Vera D’Atri è nata a Roma nel marzo del 1948. Vive a Napoli dal 1992. Ha conseguito il diploma di archivista all’archivio di Stato di Napoli. Solo dopo il 1997 si interessa di scrittura redigendo numerosi racconti e alcune brevi poesie facenti parte della raccolta “Abitare Sparta” con la quale ottiene una menzione di merito al premio Lorenzo Montano diciassettesima edizione. A questa fanno seguito una piccola silloge poetica delle Edizioni della Biblioteca a cura di Giovanni Pugliese intitolata “Il museo di vaniglia” e nel 2009 la pubblicazione della silloge “Una data segnata per partire” edita dalla Kolibris di Bologna con prefazione di Rossella Tempesta. All’attivo anche alcuni racconti pubblicati in antologie e su riviste e un romanzo “Buona bella brava” edito dalla Robin Edizioni nel 2010 e recensito da Enzo Rega su l’Indice dei libri.
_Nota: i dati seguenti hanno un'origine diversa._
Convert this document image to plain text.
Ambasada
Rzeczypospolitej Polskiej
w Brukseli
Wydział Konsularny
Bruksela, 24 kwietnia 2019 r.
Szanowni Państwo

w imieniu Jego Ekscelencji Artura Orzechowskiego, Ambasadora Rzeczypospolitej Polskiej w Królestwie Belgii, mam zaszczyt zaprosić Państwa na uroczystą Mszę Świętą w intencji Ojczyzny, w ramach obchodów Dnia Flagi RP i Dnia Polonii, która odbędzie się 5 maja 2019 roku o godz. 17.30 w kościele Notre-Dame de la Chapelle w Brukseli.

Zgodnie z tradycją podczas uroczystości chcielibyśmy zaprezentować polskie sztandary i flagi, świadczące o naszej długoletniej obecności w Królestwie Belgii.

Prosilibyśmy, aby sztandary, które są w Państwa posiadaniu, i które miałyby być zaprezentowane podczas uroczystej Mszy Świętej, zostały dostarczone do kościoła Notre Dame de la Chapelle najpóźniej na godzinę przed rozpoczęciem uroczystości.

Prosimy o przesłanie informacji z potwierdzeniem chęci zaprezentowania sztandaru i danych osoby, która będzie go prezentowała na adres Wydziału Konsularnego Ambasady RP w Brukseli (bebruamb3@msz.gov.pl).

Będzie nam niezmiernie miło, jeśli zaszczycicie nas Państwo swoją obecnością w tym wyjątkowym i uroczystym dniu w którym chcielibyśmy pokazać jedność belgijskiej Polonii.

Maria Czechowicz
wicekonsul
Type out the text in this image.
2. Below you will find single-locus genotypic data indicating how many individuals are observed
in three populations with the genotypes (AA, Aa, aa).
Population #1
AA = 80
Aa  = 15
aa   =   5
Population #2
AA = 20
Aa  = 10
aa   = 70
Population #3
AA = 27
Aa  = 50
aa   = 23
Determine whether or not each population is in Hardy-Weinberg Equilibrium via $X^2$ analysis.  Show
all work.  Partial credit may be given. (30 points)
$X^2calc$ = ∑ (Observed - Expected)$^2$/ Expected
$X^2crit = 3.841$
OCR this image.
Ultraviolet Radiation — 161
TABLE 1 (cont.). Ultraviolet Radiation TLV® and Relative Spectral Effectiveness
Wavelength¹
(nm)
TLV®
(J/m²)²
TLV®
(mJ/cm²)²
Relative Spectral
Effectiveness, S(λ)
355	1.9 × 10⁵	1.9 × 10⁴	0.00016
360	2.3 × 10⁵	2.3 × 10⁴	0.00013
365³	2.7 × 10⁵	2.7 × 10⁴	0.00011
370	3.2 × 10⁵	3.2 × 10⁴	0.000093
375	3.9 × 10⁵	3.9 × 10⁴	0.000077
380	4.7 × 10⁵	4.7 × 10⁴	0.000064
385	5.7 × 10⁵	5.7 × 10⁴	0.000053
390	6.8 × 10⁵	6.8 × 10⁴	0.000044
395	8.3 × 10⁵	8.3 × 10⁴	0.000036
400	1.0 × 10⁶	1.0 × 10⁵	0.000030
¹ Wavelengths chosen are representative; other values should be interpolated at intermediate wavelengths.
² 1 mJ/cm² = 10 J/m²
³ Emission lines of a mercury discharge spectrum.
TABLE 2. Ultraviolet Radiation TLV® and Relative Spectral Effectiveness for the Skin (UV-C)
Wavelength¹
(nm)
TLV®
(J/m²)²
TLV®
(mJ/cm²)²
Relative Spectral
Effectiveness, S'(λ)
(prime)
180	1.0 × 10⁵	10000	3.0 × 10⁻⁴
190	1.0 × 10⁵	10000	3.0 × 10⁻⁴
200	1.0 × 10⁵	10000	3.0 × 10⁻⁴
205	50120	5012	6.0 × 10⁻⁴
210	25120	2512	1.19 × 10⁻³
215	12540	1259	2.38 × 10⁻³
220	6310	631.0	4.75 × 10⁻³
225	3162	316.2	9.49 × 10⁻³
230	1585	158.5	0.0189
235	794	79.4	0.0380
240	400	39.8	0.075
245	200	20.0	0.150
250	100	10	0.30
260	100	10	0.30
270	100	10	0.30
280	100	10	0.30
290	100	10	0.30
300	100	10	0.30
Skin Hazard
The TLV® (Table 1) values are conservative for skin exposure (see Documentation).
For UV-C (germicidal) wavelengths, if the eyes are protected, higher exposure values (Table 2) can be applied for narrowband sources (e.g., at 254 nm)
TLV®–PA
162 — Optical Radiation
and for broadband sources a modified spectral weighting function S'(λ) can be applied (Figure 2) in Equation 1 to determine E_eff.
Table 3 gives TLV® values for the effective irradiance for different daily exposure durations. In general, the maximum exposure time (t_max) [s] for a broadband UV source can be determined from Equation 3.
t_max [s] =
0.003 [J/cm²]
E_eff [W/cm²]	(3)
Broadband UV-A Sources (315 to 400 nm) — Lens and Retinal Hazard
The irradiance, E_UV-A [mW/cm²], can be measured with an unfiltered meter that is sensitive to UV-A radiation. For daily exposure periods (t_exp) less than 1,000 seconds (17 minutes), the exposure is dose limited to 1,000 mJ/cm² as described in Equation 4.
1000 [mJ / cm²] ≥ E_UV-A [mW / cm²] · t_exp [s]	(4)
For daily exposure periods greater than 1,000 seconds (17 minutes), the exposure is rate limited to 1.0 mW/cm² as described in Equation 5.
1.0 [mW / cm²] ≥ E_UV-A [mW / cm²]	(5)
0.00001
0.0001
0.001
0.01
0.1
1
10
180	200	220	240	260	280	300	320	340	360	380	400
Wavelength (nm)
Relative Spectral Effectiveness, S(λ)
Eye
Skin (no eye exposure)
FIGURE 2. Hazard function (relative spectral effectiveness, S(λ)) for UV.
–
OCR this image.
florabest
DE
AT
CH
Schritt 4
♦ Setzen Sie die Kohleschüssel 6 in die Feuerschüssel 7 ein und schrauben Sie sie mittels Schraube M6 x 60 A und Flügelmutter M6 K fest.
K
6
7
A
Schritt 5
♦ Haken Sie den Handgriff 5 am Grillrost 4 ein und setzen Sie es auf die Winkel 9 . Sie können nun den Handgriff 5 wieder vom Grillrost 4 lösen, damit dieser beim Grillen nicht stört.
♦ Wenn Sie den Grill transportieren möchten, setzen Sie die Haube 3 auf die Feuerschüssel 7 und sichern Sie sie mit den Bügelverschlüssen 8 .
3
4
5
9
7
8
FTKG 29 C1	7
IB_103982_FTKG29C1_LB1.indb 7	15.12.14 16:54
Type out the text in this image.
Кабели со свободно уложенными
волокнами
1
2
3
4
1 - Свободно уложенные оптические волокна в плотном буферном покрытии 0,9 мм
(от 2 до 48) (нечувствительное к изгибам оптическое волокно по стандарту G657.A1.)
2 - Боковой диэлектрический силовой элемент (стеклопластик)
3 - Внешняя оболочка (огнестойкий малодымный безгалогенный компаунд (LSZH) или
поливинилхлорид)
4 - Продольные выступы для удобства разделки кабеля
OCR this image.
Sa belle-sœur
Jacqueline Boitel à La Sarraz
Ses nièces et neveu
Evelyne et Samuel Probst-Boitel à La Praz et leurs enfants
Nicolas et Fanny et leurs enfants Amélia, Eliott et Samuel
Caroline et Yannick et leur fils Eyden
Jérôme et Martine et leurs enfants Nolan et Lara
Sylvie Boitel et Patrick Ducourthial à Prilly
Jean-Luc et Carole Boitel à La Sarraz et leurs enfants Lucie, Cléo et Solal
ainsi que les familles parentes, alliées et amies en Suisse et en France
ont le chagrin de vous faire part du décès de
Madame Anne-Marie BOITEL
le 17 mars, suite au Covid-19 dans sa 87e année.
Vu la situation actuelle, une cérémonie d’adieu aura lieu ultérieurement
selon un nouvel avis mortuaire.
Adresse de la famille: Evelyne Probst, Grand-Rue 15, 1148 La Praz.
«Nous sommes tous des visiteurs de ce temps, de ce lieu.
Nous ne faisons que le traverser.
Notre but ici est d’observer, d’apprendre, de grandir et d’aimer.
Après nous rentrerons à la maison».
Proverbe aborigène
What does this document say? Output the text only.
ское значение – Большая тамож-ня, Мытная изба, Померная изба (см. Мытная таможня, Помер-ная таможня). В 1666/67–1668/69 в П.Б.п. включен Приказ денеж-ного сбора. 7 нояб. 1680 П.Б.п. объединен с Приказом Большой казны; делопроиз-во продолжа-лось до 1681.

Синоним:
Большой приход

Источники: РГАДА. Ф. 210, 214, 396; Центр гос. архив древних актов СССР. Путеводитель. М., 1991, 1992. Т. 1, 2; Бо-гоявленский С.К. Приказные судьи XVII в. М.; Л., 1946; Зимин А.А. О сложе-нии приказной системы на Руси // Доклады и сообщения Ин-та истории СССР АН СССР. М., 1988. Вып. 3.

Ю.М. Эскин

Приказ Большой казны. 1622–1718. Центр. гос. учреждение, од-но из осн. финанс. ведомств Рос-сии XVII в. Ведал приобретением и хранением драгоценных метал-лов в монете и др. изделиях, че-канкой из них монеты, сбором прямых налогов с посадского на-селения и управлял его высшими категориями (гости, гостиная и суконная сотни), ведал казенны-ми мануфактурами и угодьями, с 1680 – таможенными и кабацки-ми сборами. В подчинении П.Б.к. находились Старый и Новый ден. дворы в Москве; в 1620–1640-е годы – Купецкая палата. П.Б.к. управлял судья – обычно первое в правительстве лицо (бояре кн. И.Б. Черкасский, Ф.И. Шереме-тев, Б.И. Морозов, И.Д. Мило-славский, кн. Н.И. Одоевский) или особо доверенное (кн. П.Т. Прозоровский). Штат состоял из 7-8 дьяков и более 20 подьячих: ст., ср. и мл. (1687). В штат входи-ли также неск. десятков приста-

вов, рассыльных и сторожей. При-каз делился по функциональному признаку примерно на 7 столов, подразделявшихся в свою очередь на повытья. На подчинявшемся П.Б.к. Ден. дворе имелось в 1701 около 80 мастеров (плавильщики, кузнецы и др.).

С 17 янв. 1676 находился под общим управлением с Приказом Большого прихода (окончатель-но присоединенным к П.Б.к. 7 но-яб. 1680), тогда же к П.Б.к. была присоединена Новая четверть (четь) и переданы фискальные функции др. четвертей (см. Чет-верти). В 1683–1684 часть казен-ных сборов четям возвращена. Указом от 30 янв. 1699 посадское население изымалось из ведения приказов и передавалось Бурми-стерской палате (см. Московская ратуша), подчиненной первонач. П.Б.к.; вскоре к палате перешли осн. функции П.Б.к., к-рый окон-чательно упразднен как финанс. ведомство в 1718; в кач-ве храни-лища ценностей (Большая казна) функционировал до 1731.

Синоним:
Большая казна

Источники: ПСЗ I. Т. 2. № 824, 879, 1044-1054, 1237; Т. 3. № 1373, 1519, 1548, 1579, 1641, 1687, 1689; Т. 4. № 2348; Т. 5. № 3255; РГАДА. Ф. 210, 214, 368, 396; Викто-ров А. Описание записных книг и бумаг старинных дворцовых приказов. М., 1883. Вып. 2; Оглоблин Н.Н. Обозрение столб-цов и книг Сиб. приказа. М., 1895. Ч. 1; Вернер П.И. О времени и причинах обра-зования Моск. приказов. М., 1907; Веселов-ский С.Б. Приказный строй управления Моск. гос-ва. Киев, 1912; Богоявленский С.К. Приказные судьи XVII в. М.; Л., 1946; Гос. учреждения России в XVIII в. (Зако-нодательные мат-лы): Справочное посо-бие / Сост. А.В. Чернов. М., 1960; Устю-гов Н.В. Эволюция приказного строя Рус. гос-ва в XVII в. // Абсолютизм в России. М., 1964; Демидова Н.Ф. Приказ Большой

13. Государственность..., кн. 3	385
Suoi testi poetici compaiono su riviste, inserti culturali e numerosi blog (Opere inedite – di Luigia Sorrentino, Il giardino dei poeti,Transiti poetici, La casa senza tempo, La stanza di Nightingale, Gli occhi di Blimunda, Poetarum silva, Atelier, Pioggia obliqua, WSF). E’ presente inoltre nelle antologie “La giusta collera” edita da CFR, “Alter ego – Poeti al MANN”, Contatti diversi, I quaderni di Movimento Aperto, Scrittura sottovoce e Voci dell’aria, la parola abiatata ed è tra i vincitori del concorso “La vita in prosa 2011” con un racconto edito nell’antologia curata da Ivano Mugnaini e seconda classificata al concorso “ Scrivere a corte ” sempre del 2011. Terza classificata al premio Di Liegro 2012 sezione poesia. Sempre per la poesia è finalista al Premio Mazzacurati-Russo delle Edizioni d’If 2012-2013 con la plaquette “Tutte donne” A maggio 2013 esce la plaquette “Una tenace invadenza” a cura di Libro Aperto Edizioni. Ad ottobre 2013 è finalista al premio Michele Sovente, seconda edizione, sezione poesia inedita. Sue letture presso la biblioteca Nazionale di Napoli per la manifestazione “Veduta Leopardi”.